Rup.: “Mighty promise, mighty consolation. Now, before that Day comes, the Day of My Resurrection, thou wilt be ashamed and not without reason, since thou ownest by a true confession, ‘all our righteousnesses are as filthy rags’ Isaiah 64:6. But at that Day it will not be so, especially when that shall be which I promise thee in the prophets and the Psalms, ‘There shall be a Fountain opened for sin and for uncleanness’ Zechariah 13:1; whence David also, exulting in good hope of the Holy Spirit, saith, ‘Thou shalt wash me and I shall be whiter than snow’ Psalms 51:7. For though he elsewhere saith, ‘they looked unto Him and were lightened, and their faces were not ashamed’ Psalms 34:5, yet in this mortal life, when the Day of My Resurrection doth not fully shine upon thee, thou art after some sort ashamed; as it is written, ‘What fruit had ye then in those things whereof ye are now ashamed?’ Romans 6:21, but that shame will bring glory, and, when that glory cometh in its place, will wholly pass away. But when the fullness of that day shall come, the fullness of My Resurrection, when the members shall rise, as the Head hath risen, will the memory of past foulness bring any confusion? Yea the very memory of the miseries will be the richest subject of singing, according to that, ‘My song shall be alway of the loving-kindness of the Lord’ Psalms 89:1.” For how shall the redeemed forget the mercies of their redemption, or yet how feel a painful shame even of the very miseries, out of which they were redeemed by the fullness of the overstreaming Love of God?

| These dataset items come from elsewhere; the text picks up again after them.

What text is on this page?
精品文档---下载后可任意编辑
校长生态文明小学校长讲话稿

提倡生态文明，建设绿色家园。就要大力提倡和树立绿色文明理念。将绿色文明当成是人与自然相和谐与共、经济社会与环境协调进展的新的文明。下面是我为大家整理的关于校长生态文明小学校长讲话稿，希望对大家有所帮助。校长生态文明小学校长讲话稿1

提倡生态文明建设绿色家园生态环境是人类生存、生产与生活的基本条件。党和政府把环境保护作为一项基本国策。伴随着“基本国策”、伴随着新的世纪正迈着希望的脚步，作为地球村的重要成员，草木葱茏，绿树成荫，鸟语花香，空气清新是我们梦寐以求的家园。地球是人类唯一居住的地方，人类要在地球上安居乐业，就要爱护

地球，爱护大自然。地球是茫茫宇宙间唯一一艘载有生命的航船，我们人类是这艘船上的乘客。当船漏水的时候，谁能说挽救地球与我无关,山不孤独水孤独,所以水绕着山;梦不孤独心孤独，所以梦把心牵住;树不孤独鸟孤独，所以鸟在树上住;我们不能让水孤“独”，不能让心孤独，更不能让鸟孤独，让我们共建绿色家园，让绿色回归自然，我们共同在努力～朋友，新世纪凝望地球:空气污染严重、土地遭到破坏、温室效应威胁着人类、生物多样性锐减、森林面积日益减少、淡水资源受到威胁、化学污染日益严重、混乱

For then will I take away out of the midst of thee them that rejoice in thy pride - (Those of thee who exult in pride.) All confusion shall (cease, because all pride shall cease, the parent of sin and confusion. The very gift of God becomes to the carnal a source of pride. Pride was to the Jew also the great hindrance to the reception of the Gospel. He made his “boast of the law,” yea, in God Himself, that he “knew His will,” and was a “guide of others” Romans 2:17, Romans 2:23, and so was the more indignant, that the pagan was made equal to him, and that he too was called to repentance and faith in Christ. So, “going about to establish his own righteousness, he did not submit himself to the righteousness of God,” but shut himself out from the faith and grace and salvation of Christ, and rejected Himself. So (Rup.), “thy pride” may be the pride in being the people of God, and having Abraham for their father. “And thou shalt no more be haughty in My holy mountain,” “but thou shalt stand in the great and everlasting abiding-place of humility, knowing perfectly, that thou now ‘knowest in part’ only, and confessest truly that no one ever could or can by his own works be justified in the sight of God. ‘For all have sinned and come short of the glory of God’ Romans 3:23.” Pride which is ever offensive to God, is yet more hideous in a holy place or a holy office, “in” Mount Sion where the temple was or in the Christian priesthood.